The mangOH Yellow board is marketed as an extremely low-power IoT device ideal for prototyping. Its key market seems to be professionals and small businesses and it comes with a few handy features that make it easier to replace and use right out of the box in many different scenarios without the need to configure it first.
Its ability to be used out of the box is what caught my eye as a good solution for makers. Read on to learn more about the mangOH Yellow and how it could be useful for many different projects and levels of design.
mangOH Yellow Connectivity Features
The main idea behind the Linux-based mangOH Yellow is to read sensor data and then transmit those readings to a cloud. For that purpose, the board is equipped with a cellular modem that allows you to wirelessly connect to a mobile network.
The device is also capable of connecting to a Wi-Fi network or via Bluetooth 4.2 BLE. Furthermore, the device can act as an NFC tag, and it contains the necessary antennas for cellular, GPS, Wi-Fi, Bluetooth, and NFC communication.
Because it can run off of a cellular network, a three-month membership for the Octave cloud service is included with the device.
The designers of the mangOH Yellow development board incorporated a few different sensors for basic applications into the design so that you don’t have to rely on external ones.
The built-in accelerometer, gyroscope, magnetometer, pressure, humidity, air quality, temperature, and light sensor allow you to monitor a wide variety of things and add to the mangOH Yellow’s usefulness right out of the box.
Connectivity and IO
If you decide that you do want to use an additional external sensor, the mangOH Yellow offers a 15-pin IO expansion connector, an SD card slot, and a two-way audio connector so that you can interface external devices with the board.
A snap-in socket allows you to add any CF3-compatible modules to expand the board, some examples being GPS and low-power cellular adapters. Furthermore, the mangOH Yellow also has an IoT expansion card slot that accepts technology that follows on the IoT expansion card open standard.
This IoT development board also comes with a built-in battery charger and a battery gauge, and the manufacturer claims that the device can run on batteries for up to ten years with a single charge.
Output wise, the mangOH is equipped with multiple LEDs and a buzzer. A touch button is also present, which allows users to interact with the device.
Strong Claims Regarding Power Consumption
As mentioned previously, the manufacturer claims that the board can run on a single battery charge for up to ten years. However, I couldn’t find any details that back that claim. And, since the board was only released two months ago, I couldn’t test this claim myself. I guess the board can run for ten years without having to recharge it if the battery is powerful enough. We’ll just have to check back in 10 years!
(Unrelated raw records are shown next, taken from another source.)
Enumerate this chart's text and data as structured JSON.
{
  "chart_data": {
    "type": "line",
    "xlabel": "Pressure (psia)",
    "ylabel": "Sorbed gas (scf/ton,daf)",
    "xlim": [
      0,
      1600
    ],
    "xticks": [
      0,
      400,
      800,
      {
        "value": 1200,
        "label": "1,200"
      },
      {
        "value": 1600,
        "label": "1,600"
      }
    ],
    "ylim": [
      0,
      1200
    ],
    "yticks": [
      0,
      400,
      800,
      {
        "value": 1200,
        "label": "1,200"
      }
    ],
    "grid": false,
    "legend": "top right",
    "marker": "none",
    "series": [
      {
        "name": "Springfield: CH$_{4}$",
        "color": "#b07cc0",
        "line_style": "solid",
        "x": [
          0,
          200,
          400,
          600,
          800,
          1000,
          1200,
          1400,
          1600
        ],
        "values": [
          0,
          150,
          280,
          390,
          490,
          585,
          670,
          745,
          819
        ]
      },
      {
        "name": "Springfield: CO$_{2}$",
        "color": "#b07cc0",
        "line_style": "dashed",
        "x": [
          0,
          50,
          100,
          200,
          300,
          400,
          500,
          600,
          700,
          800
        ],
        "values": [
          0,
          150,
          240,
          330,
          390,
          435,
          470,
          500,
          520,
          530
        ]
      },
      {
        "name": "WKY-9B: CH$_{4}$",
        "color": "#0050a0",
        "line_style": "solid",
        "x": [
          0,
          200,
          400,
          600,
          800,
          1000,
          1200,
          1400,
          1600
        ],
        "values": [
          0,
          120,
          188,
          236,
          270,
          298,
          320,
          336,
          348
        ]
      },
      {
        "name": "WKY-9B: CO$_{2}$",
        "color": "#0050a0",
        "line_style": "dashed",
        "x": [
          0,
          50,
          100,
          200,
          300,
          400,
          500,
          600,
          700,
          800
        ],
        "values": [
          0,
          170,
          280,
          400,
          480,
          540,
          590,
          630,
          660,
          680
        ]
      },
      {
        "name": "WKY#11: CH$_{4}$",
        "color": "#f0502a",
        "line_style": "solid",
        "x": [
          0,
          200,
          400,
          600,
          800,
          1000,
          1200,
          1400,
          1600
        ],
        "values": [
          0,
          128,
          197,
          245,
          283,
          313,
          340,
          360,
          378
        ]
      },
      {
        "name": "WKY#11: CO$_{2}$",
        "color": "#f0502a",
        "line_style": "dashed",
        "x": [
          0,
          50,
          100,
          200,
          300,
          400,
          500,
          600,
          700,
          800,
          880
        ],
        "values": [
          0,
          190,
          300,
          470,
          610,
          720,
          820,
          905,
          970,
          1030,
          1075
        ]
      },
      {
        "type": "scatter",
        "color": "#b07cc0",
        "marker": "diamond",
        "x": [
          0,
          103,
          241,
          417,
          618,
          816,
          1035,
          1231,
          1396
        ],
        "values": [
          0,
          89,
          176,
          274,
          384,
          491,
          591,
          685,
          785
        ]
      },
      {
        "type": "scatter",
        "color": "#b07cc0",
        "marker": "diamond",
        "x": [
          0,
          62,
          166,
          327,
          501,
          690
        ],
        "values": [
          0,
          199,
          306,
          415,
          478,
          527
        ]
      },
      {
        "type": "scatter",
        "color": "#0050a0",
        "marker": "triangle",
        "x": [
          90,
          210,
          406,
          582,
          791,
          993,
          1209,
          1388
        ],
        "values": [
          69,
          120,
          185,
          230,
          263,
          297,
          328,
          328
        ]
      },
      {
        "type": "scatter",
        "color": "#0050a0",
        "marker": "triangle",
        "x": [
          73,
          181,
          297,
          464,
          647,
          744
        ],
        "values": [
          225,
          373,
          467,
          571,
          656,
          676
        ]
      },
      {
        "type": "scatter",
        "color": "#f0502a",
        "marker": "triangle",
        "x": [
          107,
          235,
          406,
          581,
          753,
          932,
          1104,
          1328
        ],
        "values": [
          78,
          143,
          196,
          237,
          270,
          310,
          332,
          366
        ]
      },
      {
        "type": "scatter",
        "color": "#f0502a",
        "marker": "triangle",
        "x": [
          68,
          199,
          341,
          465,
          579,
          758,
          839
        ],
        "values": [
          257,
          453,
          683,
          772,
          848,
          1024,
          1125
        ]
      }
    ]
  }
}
Pros and Cons of the mangOH Yellow
That was a pretty quick overview of the board! To summarize my findings, here’s a list of things that I liked the most and the least.
- Great connectivity right out of the box
- Many useful sensors on-board
- Small form factor (42x65mm — smaller than a credit card!)
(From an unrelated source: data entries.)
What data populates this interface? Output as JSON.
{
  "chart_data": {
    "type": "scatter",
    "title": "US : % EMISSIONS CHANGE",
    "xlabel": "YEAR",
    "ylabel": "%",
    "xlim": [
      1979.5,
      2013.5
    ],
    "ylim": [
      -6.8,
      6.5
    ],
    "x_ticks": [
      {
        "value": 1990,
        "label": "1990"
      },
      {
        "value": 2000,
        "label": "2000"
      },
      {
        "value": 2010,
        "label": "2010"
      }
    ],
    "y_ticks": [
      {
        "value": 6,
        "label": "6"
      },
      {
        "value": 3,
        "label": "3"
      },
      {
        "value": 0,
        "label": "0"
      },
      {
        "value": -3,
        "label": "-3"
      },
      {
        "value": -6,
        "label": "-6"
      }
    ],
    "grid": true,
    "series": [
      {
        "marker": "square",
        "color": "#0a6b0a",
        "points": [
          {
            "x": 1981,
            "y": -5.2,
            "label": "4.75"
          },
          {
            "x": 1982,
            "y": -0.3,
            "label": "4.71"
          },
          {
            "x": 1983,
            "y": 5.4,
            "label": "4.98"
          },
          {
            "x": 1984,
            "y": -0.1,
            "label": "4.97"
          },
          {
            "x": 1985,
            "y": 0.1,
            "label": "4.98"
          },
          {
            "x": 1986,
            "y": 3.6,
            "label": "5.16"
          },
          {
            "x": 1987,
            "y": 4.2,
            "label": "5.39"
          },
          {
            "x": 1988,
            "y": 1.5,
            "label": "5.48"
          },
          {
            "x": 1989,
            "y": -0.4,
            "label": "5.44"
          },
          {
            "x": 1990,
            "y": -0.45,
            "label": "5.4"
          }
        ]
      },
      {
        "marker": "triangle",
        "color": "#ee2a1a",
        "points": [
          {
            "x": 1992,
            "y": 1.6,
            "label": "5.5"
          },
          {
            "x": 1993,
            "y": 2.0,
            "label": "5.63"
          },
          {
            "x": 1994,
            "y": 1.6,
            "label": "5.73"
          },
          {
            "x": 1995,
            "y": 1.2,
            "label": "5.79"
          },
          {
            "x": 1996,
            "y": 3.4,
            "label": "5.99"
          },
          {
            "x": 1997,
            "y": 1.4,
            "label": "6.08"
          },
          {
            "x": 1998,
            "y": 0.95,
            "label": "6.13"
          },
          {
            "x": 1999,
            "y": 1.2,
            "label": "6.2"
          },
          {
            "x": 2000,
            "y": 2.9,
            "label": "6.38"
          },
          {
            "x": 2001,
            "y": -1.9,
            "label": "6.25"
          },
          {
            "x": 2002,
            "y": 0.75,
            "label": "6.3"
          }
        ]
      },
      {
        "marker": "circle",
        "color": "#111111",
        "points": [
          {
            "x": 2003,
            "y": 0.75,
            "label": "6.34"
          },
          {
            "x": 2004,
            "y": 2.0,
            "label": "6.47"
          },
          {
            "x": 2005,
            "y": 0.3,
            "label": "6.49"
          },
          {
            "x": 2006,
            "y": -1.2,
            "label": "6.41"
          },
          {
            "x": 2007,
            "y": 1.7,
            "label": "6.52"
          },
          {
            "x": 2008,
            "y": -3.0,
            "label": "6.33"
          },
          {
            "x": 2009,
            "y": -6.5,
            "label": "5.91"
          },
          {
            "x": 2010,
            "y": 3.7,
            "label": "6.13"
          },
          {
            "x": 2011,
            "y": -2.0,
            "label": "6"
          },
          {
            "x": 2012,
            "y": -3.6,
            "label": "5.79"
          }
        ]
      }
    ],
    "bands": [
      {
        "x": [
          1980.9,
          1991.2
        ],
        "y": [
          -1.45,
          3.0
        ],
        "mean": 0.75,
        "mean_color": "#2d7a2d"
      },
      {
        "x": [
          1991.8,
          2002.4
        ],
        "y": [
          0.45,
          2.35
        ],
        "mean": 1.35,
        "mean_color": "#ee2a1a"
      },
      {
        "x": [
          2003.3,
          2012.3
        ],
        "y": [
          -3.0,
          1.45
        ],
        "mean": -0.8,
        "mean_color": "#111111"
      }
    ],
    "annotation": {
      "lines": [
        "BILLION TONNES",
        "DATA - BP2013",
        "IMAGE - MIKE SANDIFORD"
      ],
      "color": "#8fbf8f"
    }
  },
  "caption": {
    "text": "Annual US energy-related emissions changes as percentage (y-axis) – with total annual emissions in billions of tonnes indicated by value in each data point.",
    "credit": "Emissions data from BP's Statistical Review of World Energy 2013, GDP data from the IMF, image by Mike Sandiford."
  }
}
- Various expansion possibilities
- Optional Octave Cloud service three-month subscription included
- Very little information from the manufacturer (concrete CPU, storage capacity, etc.)
- Community is active but not large
- Expensive (around $115 USD)
- Long lead time (16 weeks through Digi-Key at the time of this writing)
Final Thoughts and Additional Documentation
The mangOH Yellow is an interesting little board that’s worth considering if you’re looking for a monitoring solution.
A few different sensors and connection modules are already included, and you can use them right out of the box. However, the convenience comes at a price, because the board itself is quite expensive. It might not be the right choice for makers if they are on a budget. However, professionals could benefit from this device if they only need a relatively small quantity.